Sören Kierkegaard (1813-1855), surnommé parfois le Socrate de Copenhague, mérite incontestablement son « titre » de père de la philosophie de l’existence. D’ailleurs, parmi tous les philosophes rangés dans cette catégorie, qu’ils soient croyants ou athées, aucun ne conteste la paternité spirituelle du philosophe danois. Avec Kierkegaard, c’est une nouvelle manière de philosopher qui prend corps en opposition radicale avec la philosophie universitaire incarnée alors par la figure monumentale de Hegel. C’est précisément à travers son opposition radicale au maître de Berlin que le « dandy » de Copenhague élabore sa propre conception de la philosophie. Il reproche à la philosophie spéculative hégélienne de figer la vie dans des concepts abstraits et de reléguer le tragique de l’existence individuel  au rang de l’insignifiance en face de la logique du processus historique.
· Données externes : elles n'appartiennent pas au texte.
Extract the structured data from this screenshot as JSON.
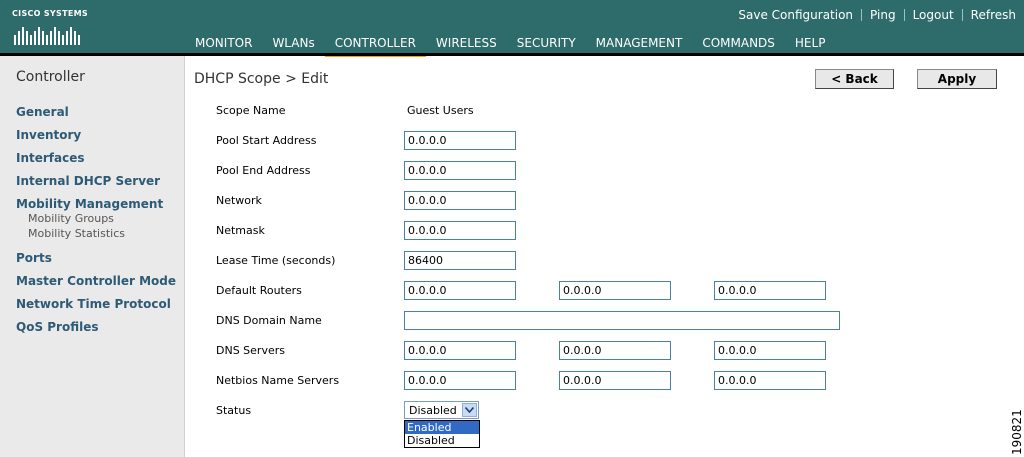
{
  "header": {
    "brand": "CISCO SYSTEMS",
    "links": [
      "Save Configuration",
      "Ping",
      "Logout",
      "Refresh"
    ],
    "nav": [
      "MONITOR",
      "WLANs",
      "CONTROLLER",
      "WIRELESS",
      "SECURITY",
      "MANAGEMENT",
      "COMMANDS",
      "HELP"
    ],
    "active_nav": "CONTROLLER",
    "colors": {
      "bar": "#2e6b6b",
      "active_tab": "#f0a020"
    }
  },
  "sidebar": {
    "title": "Controller",
    "items": [
      "General",
      "Inventory",
      "Interfaces",
      "Internal DHCP Server",
      "Mobility Management",
      "Ports",
      "Master Controller Mode",
      "Network Time Protocol",
      "QoS Profiles"
    ],
    "mobility_sub": [
      "Mobility Groups",
      "Mobility Statistics"
    ]
  },
  "page": {
    "title": "DHCP Scope > Edit",
    "back_label": "< Back",
    "apply_label": "Apply"
  },
  "form": {
    "scope_name_label": "Scope Name",
    "scope_name_value": "Guest Users",
    "pool_start_label": "Pool Start Address",
    "pool_start_value": "0.0.0.0",
    "pool_end_label": "Pool End Address",
    "pool_end_value": "0.0.0.0",
    "network_label": "Network",
    "network_value": "0.0.0.0",
    "netmask_label": "Netmask",
    "netmask_value": "0.0.0.0",
    "lease_label": "Lease Time (seconds)",
    "lease_value": "86400",
    "routers_label": "Default Routers",
    "routers_values": [
      "0.0.0.0",
      "0.0.0.0",
      "0.0.0.0"
    ],
    "dns_domain_label": "DNS Domain Name",
    "dns_domain_value": "",
    "dns_servers_label": "DNS Servers",
    "dns_servers_values": [
      "0.0.0.0",
      "0.0.0.0",
      "0.0.0.0"
    ],
    "netbios_label": "Netbios Name Servers",
    "netbios_values": [
      "0.0.0.0",
      "0.0.0.0",
      "0.0.0.0"
    ],
    "status_label": "Status",
    "status_value": "Disabled",
    "status_options": [
      "Enabled",
      "Disabled"
    ],
    "status_highlighted": "Enabled"
  },
  "figure_id": "190821"
}
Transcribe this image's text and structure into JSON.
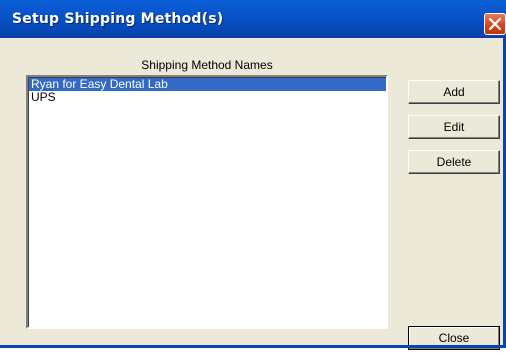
{
  "window": {
    "title": "Setup Shipping Method(s)"
  },
  "list": {
    "header": "Shipping Method Names",
    "items": [
      "Ryan for Easy Dental Lab",
      "UPS"
    ],
    "selected_index": 0
  },
  "buttons": {
    "add": "Add",
    "edit": "Edit",
    "delete": "Delete",
    "close": "Close"
  },
  "colors": {
    "titlebar": "#0850c4",
    "selection": "#316ac5",
    "dialog_bg": "#ece9d8",
    "close_button": "#d7461f"
  },
  "icons": {
    "close": "close-x-icon"
  }
}
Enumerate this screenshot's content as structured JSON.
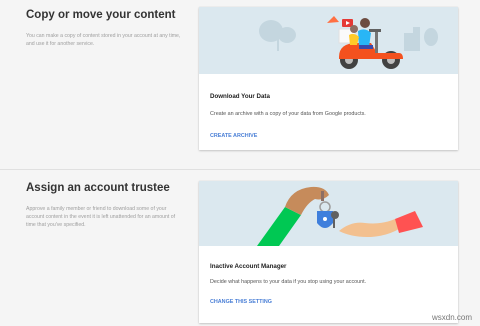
{
  "sections": [
    {
      "heading": "Copy or move your content",
      "description": "You can make a copy of content stored in your account at any time, and use it for another service.",
      "card": {
        "title": "Download Your Data",
        "body": "Create an archive with a copy of your data from Google products.",
        "action": "CREATE ARCHIVE"
      }
    },
    {
      "heading": "Assign an account trustee",
      "description": "Approve a family member or friend to download some of your account content in the event it is left unattended for an amount of time that you've specified.",
      "card": {
        "title": "Inactive Account Manager",
        "body": "Decide what happens to your data if you stop using your account.",
        "action": "CHANGE THIS SETTING"
      }
    }
  ],
  "watermark": "wsxdn.com",
  "colors": {
    "accent": "#4a7fd6",
    "card_art_bg": "#dbe8ef",
    "page_bg": "#f5f5f5"
  }
}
Pour Kierkegaard, le tragique de l’existence humaine se manifeste avant tout par l’angoisse dont il fait une analyse géniale dans son ouvrage le plus significatif à mon sens :  Le concept de l’angoisse. Le titre du livre montre à lui seul la visée polémique de Kierkegaard à l’encontre de Hegel, le terme de concept associé à la notion d’angoisse étant une parfaite absurdité du point de vue hégélien. Comment un affect aussi subjectif et personnel que l’angoisse pourrait faire l’objet d’un concept philosophique devant par définition être généralisable ? Cette question nous plonge directement dans le paradoxe de la foi où la faute d’un seul homme condamne le genre humain tout comme la réparation d’un seul homme peut le sauver. Le coup de génie de Kierkegaard dans ce livre est de parvenir à rattacher la dimension sexuelle de l’angoisse à sa dimension ontologique. A travers Le concept de l’angoisse, Kierkegaard engendre à la fois Freud, Sartre et Heidegger, ce qui me permet d’affirmer que ce petit livre est une sorte d’acte fondateur pour toute la pensée contemporaine !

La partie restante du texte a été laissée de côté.